Die folgenden Bilder zeigen nur einen kleinen Ausschnitt aus der Vielfalt der körpersprachlichen Signale. Dabei sind die Botschaften, die von Augen, Ohren, Nüstern, Lippen, Kopf-, Hals-, Bein- und Schweifhaltung ausgehen, immer nur im Kontext mit dem gesamten Körper zu sehen. So kann zum Beispiel ein angewinkeltes Hinterbein sowohl eine totale Entspannung als auch eine aggressive Drohung bedeuten. Angelegte Ohren sind nicht unbedingt eine Drohgebärde, und ein panisch wirkendes Auge signalisiert nicht immer eine Fluchtreaktion. Erst in Verbindung mit der dazugehörigen Körperhaltung lassen sich Verhaltensweisen eindeutig zuordnen.


Häufig zu beobachtende Ausdrucksformen der Körpersprache:

Augen


ruhig, entspannt

angespannt

aggressiv

leidend



Mimik und Gestik


entspannt

zugewandt

aufmerksam

angespannt



neugierig

aufgeregt



unzufrieden

drohend

aggressiv



Sozialverhalten


Kontaktaufnahme

Sympathie

Freunde



Rangordnung


Rangfolge

Wer bewegt wen?

Aggression



Fazit

Bei der Haltung von Pferden müssen ihre natürlichen Bedürfnisse unbedingt berücksichtigt werden.

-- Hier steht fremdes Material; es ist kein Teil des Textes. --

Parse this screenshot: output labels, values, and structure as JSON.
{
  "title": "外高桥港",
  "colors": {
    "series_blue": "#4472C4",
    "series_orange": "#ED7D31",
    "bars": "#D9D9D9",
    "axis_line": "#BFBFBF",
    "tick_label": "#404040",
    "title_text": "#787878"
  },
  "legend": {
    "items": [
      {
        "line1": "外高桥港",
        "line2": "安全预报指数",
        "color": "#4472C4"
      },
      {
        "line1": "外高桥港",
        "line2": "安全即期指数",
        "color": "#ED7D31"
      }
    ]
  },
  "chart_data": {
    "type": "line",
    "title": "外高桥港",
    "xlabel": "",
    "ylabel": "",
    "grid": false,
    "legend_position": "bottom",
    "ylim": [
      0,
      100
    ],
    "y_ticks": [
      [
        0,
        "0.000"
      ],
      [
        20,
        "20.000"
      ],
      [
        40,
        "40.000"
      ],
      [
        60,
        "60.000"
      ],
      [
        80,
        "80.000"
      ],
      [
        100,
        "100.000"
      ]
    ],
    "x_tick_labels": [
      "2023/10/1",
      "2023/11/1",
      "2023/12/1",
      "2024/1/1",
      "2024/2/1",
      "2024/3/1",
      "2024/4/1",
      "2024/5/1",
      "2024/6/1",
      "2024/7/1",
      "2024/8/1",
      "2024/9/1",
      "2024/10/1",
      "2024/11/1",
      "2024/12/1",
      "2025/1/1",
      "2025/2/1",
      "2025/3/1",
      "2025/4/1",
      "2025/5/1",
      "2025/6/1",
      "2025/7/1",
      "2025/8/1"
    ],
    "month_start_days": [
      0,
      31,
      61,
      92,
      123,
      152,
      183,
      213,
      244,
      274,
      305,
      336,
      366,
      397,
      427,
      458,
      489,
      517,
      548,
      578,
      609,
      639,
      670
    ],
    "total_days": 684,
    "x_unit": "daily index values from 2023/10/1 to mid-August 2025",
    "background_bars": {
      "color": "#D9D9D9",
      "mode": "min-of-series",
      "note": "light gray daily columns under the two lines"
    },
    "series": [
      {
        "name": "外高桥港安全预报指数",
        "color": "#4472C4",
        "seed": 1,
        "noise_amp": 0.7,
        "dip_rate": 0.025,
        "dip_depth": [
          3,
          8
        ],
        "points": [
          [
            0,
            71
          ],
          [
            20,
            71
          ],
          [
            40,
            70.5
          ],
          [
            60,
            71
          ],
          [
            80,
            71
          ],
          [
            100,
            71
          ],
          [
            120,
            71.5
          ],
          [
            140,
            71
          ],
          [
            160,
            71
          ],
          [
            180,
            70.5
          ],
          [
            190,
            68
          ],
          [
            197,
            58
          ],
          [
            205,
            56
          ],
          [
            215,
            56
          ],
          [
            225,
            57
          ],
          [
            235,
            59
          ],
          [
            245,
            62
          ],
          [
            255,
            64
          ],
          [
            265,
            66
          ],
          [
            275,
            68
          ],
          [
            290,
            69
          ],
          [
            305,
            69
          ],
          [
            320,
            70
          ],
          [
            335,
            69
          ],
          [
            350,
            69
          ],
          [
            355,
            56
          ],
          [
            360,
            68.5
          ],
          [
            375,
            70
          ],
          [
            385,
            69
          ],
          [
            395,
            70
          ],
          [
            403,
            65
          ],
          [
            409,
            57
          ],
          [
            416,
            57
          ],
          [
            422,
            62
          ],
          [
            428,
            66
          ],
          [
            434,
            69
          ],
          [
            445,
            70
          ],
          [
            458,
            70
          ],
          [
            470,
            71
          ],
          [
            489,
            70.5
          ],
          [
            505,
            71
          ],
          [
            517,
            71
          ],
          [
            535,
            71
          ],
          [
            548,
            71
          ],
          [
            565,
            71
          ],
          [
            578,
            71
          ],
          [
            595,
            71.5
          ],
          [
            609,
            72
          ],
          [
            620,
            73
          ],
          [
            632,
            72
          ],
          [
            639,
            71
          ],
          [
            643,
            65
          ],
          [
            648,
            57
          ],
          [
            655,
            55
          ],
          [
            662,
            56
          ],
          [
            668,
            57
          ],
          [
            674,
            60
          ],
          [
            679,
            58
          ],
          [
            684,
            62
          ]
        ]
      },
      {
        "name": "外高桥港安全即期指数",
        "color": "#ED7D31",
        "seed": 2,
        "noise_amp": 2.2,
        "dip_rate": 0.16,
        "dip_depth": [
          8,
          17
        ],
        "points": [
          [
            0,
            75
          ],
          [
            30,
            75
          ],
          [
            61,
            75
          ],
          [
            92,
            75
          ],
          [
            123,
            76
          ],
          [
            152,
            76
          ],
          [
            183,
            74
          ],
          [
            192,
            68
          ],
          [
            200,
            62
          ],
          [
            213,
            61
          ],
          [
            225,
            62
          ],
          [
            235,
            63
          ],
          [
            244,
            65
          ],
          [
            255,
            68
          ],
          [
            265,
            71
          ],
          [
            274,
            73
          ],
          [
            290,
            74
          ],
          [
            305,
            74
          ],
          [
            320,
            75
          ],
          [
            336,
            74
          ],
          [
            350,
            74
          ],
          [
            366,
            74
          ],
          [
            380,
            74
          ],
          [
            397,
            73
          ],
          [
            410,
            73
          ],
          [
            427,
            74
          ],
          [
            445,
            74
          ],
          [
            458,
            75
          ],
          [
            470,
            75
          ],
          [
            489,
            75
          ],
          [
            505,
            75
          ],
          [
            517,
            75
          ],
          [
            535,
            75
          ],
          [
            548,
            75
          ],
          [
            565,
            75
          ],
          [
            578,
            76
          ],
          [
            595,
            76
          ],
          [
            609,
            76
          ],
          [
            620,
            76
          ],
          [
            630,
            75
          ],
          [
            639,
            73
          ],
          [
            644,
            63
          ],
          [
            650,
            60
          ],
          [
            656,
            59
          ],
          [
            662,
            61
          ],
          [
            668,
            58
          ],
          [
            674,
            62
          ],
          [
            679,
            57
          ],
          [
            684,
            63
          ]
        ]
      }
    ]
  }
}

Genügend Auslauf und Bewegung, soziale Kontakte zu Artgenossen und ein ausgewogenes, über den Tag verteiltes Futterangebot sind die Grundvoraussetzungen für ein gesundes, ausgeglichenes Pferd.
Bei der Ausbildung ist das Wissen um ihr genetisch bedingtes Verhalten von großem Vorteil. Besonders bei der Bodenarbeit kann der Mensch sich die Herdengesetze zu Nutzen machen. Das Prinzip der Rangordnung und der Folgsamkeit sowie die Kommunikation untereinander bilden dafür die Grundlage. Voraussetzung ist, dass der Mensch vom Pferd als ranghöher anerkannt wird. Dominanz sollte dabei aber nicht im Sinne von Beherrschen, sondern als Führen und Beschützen verstanden werden.